Apr 12, 2020
Does Nitric Oxide Play a Critical Role in Viral Infections?
Posted by Brent Ellman in categories: biotech/medical, neuroscience
Many virus infections elicit vigorous host immune responses, both innate and acquired. The immune responses are frequently successful in controlling and then clearing the virus, using both cellular effectors such as natural killer (NK) cells and cytolytic T lymphocytes and soluble factors such as interferons (IFNs). However, some immune responses lead to pathologic changes or are unable to prevent the pathogen’s growth. This review will not be devoted to the different strategies viruses have taken to promote their transmission or survival but rather to one aspect of the innate immune response to infection: the role of nitric oxide (NO) in the antiviral repertoire. Recently, data from many laboratories, using both RNA and DNA viruses in experimental systems, have implicated a role for NO in the immune response. The data do not indicate a magic bullet for all systems but suggest that NO may inhibit an early stage in viral replication and thus prevent viral spread, promoting viral clearance and recovery of the host.

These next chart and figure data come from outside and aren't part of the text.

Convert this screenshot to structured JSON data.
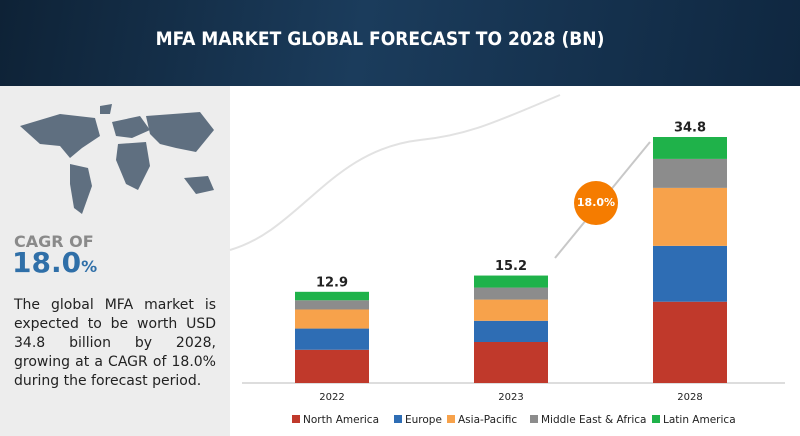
{
  "chart_data": {
    "type": "stacked-bar",
    "title": "MFA MARKET GLOBAL FORECAST TO 2028 (BN)",
    "categories": [
      "2022",
      "2023",
      "2028"
    ],
    "totals": [
      12.9,
      15.2,
      34.8
    ],
    "series": [
      {
        "name": "North America",
        "color": "#c0392b",
        "values": [
          4.7,
          5.8,
          11.5
        ]
      },
      {
        "name": "Europe",
        "color": "#2e6db4",
        "values": [
          3.0,
          3.0,
          7.9
        ]
      },
      {
        "name": "Asia-Pacific",
        "color": "#f7a24b",
        "values": [
          2.7,
          3.0,
          8.2
        ]
      },
      {
        "name": "Middle East & Africa",
        "color": "#8c8c8c",
        "values": [
          1.3,
          1.7,
          4.1
        ]
      },
      {
        "name": "Latin America",
        "color": "#1fb24a",
        "values": [
          1.2,
          1.7,
          3.1
        ]
      }
    ],
    "annotation": "18.0%",
    "cagr": {
      "label": "CAGR OF",
      "value": "18.0",
      "unit": "%"
    },
    "description": "The global MFA market is expected to be worth USD 34.8 billion by 2028, growing at a CAGR of 18.0% during the forecast period."
  }
}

The earliest host responses to viral infections are nonspecific and involve the induction of cytokines, among them, IFNs and tumor necrosis factor alpha (TNF-α). Gamma IFN (IFN-γ) and TNF-α have both been shown to be active in many cell types and induce cascades of downstream mediators (reviewed in references 25, 34, and 41). Others have found that NO synthase type 2 (NOS-2, iNOS) is an IFN-γ-inducible protein in macrophages, requiring IRF-1 as a transcription factor (12, 17). We have observed that the isoform expressed in neurons, NOS-1, is IFN-γ, TNF-α, and interleukin-12 (IL-12) inducible (20). Thus, NOS falls into the category of IFN-inducible proteins, activated during innate immune responses.
NO is produced by the enzymatic modification of l-arginine to l-citrulline and requires many cofactors, including tetrahydrobiopterine, calmodulin, NADPH, and O2. NO rapidly reacts with proteins or with H2O2 to form ONOO−, peroxynitrite, which is highly toxic (Fig. (Fig.1). 1 ). NO also readily binds heme proteins, including Hb and its own enzyme.